ふてほど、内容を見ると、宮藤官九郎+阿部サダオという鉄板の組合せであり、池袋ウエストゲートパーク、タイガードラゴンでだいぶ良い組み合わせと思っていた。(とはいえ、これらのコンテンツは最近になって配信サイトから見た) ふてほど、宮藤官九郎の脚本力に陰りを感じつつも、連続ドラマ版のバック・トゥ・ザ・フューチャーというスキームに落とし込んでおり、丸ごとノスタルジーな作品になっている。テレビ関係の内輪な事情は共感できぬ部分は多いが、多少は共感できるポイントもあった。そしてそれなりに面白い。ムッチーの将来も気になるがそろそろ最終話に到達しそうである。
振り返ると、昨年まともに通して見たドラマと言えば、「地面師」である。これは妻の紹介でお勧めされたので見たが、石野卓球の音楽、そしてピエール瀧のもうええでしょ、がかなり上手く効いたヒット作であった。面白ければ、ドラマは見れるし、続くのである。そういえば堺雅人のヴィヴァンも1年遅れで見た。
面白いコンテンツがあると分かっていれば人は近づいていくものだが、アンテナとコンテンツが分離していて、アンテナによる誘導作戦とチープなコンテンツの切り抜きが支配している世界になってしまったようだ。そのため、練りに練られた台本、映画、コンテンツにたどり着けず、しょうもない猫ミームまとめ記事にたどり着いてしまうわけである。それでいいのか?
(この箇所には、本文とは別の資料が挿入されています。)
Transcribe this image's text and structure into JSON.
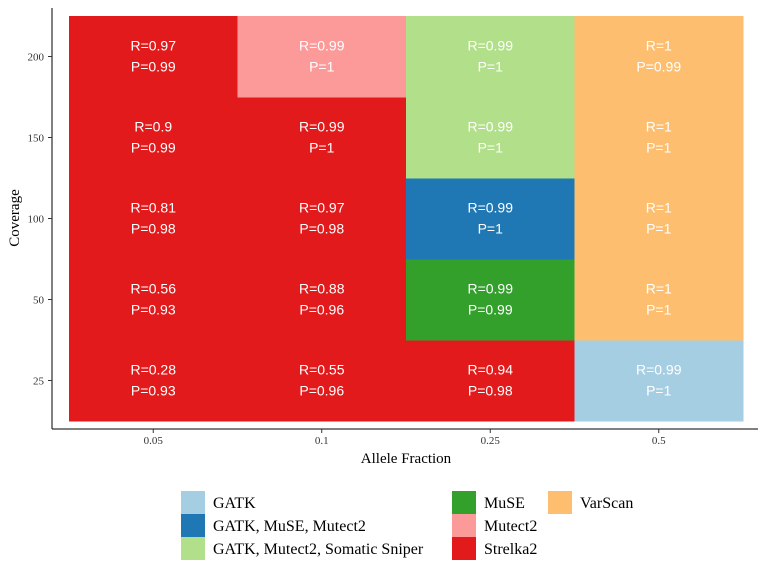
{
  "chart_data": {
    "type": "heatmap",
    "title": "",
    "xlabel": "Allele Fraction",
    "ylabel": "Coverage",
    "x_categories": [
      "0.05",
      "0.1",
      "0.25",
      "0.5"
    ],
    "y_categories": [
      "25",
      "50",
      "100",
      "150",
      "200"
    ],
    "grid": false,
    "legend_position": "bottom",
    "legend": [
      {
        "name": "GATK",
        "color": "#a6cee3"
      },
      {
        "name": "GATK, MuSE, Mutect2",
        "color": "#1f78b4"
      },
      {
        "name": "GATK, Mutect2, Somatic Sniper",
        "color": "#b2df8a"
      },
      {
        "name": "MuSE",
        "color": "#33a02c"
      },
      {
        "name": "Mutect2",
        "color": "#fb9a99"
      },
      {
        "name": "Strelka2",
        "color": "#e31a1c"
      },
      {
        "name": "VarScan",
        "color": "#fdbf6f"
      }
    ],
    "cells": [
      {
        "x": "0.05",
        "y": "25",
        "tool": "Strelka2",
        "R": "R=0.28",
        "P": "P=0.93"
      },
      {
        "x": "0.1",
        "y": "25",
        "tool": "Strelka2",
        "R": "R=0.55",
        "P": "P=0.96"
      },
      {
        "x": "0.25",
        "y": "25",
        "tool": "Strelka2",
        "R": "R=0.94",
        "P": "P=0.98"
      },
      {
        "x": "0.5",
        "y": "25",
        "tool": "GATK",
        "R": "R=0.99",
        "P": "P=1"
      },
      {
        "x": "0.05",
        "y": "50",
        "tool": "Strelka2",
        "R": "R=0.56",
        "P": "P=0.93"
      },
      {
        "x": "0.1",
        "y": "50",
        "tool": "Strelka2",
        "R": "R=0.88",
        "P": "P=0.96"
      },
      {
        "x": "0.25",
        "y": "50",
        "tool": "MuSE",
        "R": "R=0.99",
        "P": "P=0.99"
      },
      {
        "x": "0.5",
        "y": "50",
        "tool": "VarScan",
        "R": "R=1",
        "P": "P=1"
      },
      {
        "x": "0.05",
        "y": "100",
        "tool": "Strelka2",
        "R": "R=0.81",
        "P": "P=0.98"
      },
      {
        "x": "0.1",
        "y": "100",
        "tool": "Strelka2",
        "R": "R=0.97",
        "P": "P=0.98"
      },
      {
        "x": "0.25",
        "y": "100",
        "tool": "GATK, MuSE, Mutect2",
        "R": "R=0.99",
        "P": "P=1"
      },
      {
        "x": "0.5",
        "y": "100",
        "tool": "VarScan",
        "R": "R=1",
        "P": "P=1"
      },
      {
        "x": "0.05",
        "y": "150",
        "tool": "Strelka2",
        "R": "R=0.9",
        "P": "P=0.99"
      },
      {
        "x": "0.1",
        "y": "150",
        "tool": "Strelka2",
        "R": "R=0.99",
        "P": "P=1"
      },
      {
        "x": "0.25",
        "y": "150",
        "tool": "GATK, Mutect2, Somatic Sniper",
        "R": "R=0.99",
        "P": "P=1"
      },
      {
        "x": "0.5",
        "y": "150",
        "tool": "VarScan",
        "R": "R=1",
        "P": "P=1"
      },
      {
        "x": "0.05",
        "y": "200",
        "tool": "Strelka2",
        "R": "R=0.97",
        "P": "P=0.99"
      },
      {
        "x": "0.1",
        "y": "200",
        "tool": "Mutect2",
        "R": "R=0.99",
        "P": "P=1"
      },
      {
        "x": "0.25",
        "y": "200",
        "tool": "GATK, Mutect2, Somatic Sniper",
        "R": "R=0.99",
        "P": "P=1"
      },
      {
        "x": "0.5",
        "y": "200",
        "tool": "VarScan",
        "R": "R=1",
        "P": "P=0.99"
      }
    ]
  }
}
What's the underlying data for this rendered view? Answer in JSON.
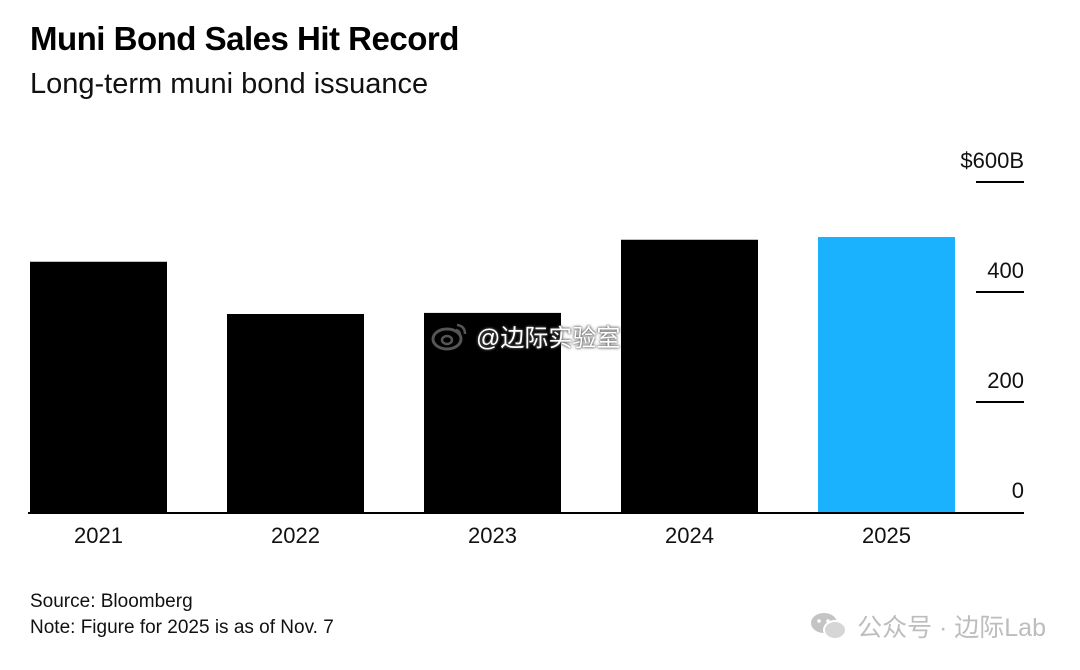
{
  "title": "Muni Bond Sales Hit Record",
  "subtitle": "Long-term muni bond issuance",
  "source": "Source: Bloomberg",
  "note": "Note: Figure for 2025 is as of Nov. 7",
  "watermark_center": "@边际实验室",
  "watermark_bottom": "公众号 · 边际Lab",
  "colors": {
    "bar": "#000000",
    "highlight": "#1ab1ff",
    "axis": "#000000"
  },
  "chart_data": {
    "type": "bar",
    "categories": [
      "2021",
      "2022",
      "2023",
      "2024",
      "2025"
    ],
    "values": [
      455,
      360,
      362,
      495,
      500
    ],
    "highlight_index": 4,
    "title": "Muni Bond Sales Hit Record",
    "subtitle": "Long-term muni bond issuance",
    "xlabel": "",
    "ylabel": "",
    "ylim": [
      0,
      600
    ],
    "yticks": [
      0,
      200,
      400,
      600
    ],
    "ytick_labels": [
      "0",
      "200",
      "400",
      "$600B"
    ],
    "grid": false,
    "legend": "none"
  }
}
週刊文春も、雑誌としてまとまったコンテンツとしてみれば一般教養的でありいいと思うのだが、オンラインのネット世界と悪魔合体してわけのわからない存在になってしまっている。オンライン媒体は画面の中の文字をスクロールしていくのも快感ではあるものの、もはや中毒的であり健康に良くない。SDGs的にはデジタルのほうがいいのかもしれないが、多少のゴミになるのを受け入れた上で、あのやっすい紙に書かれた情報を吟味精査していくのもよいのかと思う。とにかく週刊文春は、「楽しくなきゃ文芸じゃない」プラットフォームではあると思う。AIのおすすめはもはや怪しい漫画だけになってしまってどうしようもない現状、ある程度教養のあるものに縋りたいものである。そのためには、自分の頭で選択をしてコンテンツを選んでいかないと、ということなのだろう。